Peetz recently spoke to a select group of executive MBA, graduate and undergraduate students at an invitation-only “Leadership Off the Record” event about why businesses are waking up to the need for diversity and inclusion in corporate talent. She stressed that it’s a two-way street: corporations must be truly invested in diversifying their talent to drive business success, while employees need to be courageous enough to demand diversity in their workplaces.
“It’s no surprise that diverse companies perform better,” said Peetz. “In our fast-paced and increasingly global industry, diversity has become a business imperative and competitive advantage.”
According to Peetz, companies have to truly value diversity in order to attract and retain this talent to drive a successful business.

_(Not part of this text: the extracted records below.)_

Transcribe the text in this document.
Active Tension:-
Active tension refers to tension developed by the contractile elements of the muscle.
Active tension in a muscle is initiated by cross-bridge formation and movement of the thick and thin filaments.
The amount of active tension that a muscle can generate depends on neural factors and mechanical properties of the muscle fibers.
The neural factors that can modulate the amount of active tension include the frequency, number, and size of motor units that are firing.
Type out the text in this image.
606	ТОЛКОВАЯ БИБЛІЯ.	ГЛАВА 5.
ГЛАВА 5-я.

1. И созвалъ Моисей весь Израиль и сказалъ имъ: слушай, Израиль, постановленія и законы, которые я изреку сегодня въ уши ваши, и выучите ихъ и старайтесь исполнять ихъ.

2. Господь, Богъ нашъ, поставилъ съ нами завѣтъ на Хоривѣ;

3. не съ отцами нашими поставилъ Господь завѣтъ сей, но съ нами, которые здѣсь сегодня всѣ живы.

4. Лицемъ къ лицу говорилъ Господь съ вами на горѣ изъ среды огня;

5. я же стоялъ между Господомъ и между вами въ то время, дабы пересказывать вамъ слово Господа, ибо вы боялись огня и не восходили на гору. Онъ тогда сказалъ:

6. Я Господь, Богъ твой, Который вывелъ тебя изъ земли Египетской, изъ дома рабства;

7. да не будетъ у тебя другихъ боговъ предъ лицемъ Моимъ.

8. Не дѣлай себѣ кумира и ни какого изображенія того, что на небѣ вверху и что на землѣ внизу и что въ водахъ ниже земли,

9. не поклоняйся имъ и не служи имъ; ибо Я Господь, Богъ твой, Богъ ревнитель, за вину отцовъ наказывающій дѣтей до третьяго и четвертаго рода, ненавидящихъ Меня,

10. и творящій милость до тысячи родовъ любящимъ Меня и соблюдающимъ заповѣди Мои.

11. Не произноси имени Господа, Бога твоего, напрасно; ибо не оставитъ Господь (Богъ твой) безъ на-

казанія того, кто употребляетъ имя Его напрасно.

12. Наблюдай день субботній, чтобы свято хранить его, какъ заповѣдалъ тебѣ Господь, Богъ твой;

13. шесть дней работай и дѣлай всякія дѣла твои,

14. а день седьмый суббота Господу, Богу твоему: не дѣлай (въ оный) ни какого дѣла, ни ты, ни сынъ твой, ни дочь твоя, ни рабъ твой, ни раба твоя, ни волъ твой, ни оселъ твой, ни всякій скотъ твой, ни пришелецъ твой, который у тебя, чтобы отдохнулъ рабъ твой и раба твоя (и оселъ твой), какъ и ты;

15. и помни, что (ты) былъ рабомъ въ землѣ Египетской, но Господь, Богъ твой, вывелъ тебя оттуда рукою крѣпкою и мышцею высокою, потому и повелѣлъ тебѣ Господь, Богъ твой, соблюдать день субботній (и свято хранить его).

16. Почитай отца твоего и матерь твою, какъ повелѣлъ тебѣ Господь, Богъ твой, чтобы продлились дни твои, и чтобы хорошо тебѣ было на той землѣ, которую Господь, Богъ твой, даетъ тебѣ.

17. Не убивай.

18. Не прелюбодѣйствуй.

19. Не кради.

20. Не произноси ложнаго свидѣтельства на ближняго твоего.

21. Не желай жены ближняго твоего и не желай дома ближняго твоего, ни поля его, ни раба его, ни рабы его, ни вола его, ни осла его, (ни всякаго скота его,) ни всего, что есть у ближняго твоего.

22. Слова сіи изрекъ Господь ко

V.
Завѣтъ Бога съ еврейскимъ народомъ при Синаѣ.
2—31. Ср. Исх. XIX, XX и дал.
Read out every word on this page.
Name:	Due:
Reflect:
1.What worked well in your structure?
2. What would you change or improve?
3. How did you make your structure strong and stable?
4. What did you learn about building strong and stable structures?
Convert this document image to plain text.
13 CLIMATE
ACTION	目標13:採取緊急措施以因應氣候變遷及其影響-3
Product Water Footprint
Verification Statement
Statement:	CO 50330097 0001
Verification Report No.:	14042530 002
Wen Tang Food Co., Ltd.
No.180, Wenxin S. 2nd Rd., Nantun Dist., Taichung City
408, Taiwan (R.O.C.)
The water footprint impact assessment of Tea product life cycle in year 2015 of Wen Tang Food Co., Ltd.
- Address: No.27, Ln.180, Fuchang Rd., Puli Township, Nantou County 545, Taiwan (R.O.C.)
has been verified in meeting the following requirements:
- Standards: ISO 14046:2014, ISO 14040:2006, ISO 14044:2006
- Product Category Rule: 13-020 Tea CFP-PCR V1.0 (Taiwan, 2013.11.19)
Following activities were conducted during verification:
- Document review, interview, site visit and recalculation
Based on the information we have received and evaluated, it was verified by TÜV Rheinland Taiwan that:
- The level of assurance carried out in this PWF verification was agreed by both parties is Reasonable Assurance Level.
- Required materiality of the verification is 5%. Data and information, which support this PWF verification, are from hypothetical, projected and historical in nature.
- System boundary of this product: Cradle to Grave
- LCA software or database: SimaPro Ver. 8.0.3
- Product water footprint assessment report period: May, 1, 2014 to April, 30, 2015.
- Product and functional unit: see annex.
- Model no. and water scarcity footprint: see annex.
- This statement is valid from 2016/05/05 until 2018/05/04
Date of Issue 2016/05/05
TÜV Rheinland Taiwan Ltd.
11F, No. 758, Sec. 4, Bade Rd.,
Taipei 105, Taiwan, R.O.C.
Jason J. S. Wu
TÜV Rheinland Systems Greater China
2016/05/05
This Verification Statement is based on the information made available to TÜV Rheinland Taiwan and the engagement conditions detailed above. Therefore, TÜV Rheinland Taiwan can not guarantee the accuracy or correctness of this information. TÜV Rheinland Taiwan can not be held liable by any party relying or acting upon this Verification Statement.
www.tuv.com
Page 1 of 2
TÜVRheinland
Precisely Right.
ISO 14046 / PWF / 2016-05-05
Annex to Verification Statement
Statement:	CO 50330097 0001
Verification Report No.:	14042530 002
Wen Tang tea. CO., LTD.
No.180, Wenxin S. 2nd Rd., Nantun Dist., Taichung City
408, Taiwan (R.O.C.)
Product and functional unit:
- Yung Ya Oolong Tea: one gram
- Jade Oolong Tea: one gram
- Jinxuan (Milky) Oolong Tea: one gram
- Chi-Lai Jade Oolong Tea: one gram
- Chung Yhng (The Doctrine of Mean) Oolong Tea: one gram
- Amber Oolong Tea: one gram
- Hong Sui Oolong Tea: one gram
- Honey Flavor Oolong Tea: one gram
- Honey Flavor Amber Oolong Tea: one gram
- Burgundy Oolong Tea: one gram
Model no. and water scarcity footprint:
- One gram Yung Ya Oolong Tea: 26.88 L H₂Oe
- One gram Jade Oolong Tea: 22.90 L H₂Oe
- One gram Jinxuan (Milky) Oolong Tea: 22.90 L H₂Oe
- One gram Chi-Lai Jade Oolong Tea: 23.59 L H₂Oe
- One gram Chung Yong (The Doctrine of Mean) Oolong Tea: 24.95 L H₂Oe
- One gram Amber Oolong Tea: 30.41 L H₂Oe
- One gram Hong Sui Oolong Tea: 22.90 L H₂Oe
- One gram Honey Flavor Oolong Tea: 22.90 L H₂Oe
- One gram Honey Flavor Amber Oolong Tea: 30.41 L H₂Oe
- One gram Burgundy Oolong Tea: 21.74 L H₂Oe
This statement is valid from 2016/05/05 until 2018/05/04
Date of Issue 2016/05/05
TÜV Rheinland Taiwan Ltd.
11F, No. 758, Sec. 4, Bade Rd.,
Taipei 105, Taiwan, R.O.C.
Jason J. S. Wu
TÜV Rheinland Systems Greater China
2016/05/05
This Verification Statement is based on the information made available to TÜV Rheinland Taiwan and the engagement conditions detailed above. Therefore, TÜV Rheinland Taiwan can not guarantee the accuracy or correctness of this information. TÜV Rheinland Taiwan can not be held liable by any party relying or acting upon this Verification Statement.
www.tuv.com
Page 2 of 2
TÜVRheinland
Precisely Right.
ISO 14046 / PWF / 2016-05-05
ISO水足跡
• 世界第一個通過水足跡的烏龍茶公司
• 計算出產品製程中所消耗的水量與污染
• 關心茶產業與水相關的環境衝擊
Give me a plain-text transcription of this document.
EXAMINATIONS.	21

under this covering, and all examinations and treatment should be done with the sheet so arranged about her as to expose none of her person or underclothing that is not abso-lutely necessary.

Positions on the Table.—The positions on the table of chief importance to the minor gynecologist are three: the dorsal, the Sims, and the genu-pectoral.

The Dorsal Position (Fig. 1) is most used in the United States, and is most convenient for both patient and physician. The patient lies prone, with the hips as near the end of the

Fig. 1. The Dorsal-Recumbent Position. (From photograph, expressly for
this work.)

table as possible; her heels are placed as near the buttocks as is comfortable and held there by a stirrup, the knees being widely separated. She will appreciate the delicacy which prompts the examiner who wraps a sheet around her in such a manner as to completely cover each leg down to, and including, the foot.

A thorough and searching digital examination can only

Peetz also emphasized that people must take individual accountability for their rise to the top. In response to a question from a Stern student on how employees can impact the make-up of their teams, Peetz said, “You have to demand diversity and have the courage to do so.”
Peetz, a 34-year veteran of the financial services industry, offered the following advice to rising leaders:
- When the going gets tough, get some grit. Peetz referenced Angela Duckworth’s TED Talk on Grit in speaking about what differentiates a leader: it’s someone who is determined and sticks with it, rather than running away. On the way to the top, people look for leaders who have more willpower to ride out the difficult situations.
- Build relationships with mentors, but also sponsors. While mentors are seniors and peers who coach you throughout your career, sponsors “have the power to make things happen for you.” Sponsors choose to champion for you, and the best way to get their attention, according to Peetz, is excellent performance.
Prior to the close of the evening, Peetz left the audience with this final piece of advice to carry throughout their careers: “Have a voice, have integrity, be someone who can be trusted, and most importantly—have the grit to work through challenges that are certain to be part of long, but equally rewarding careers.”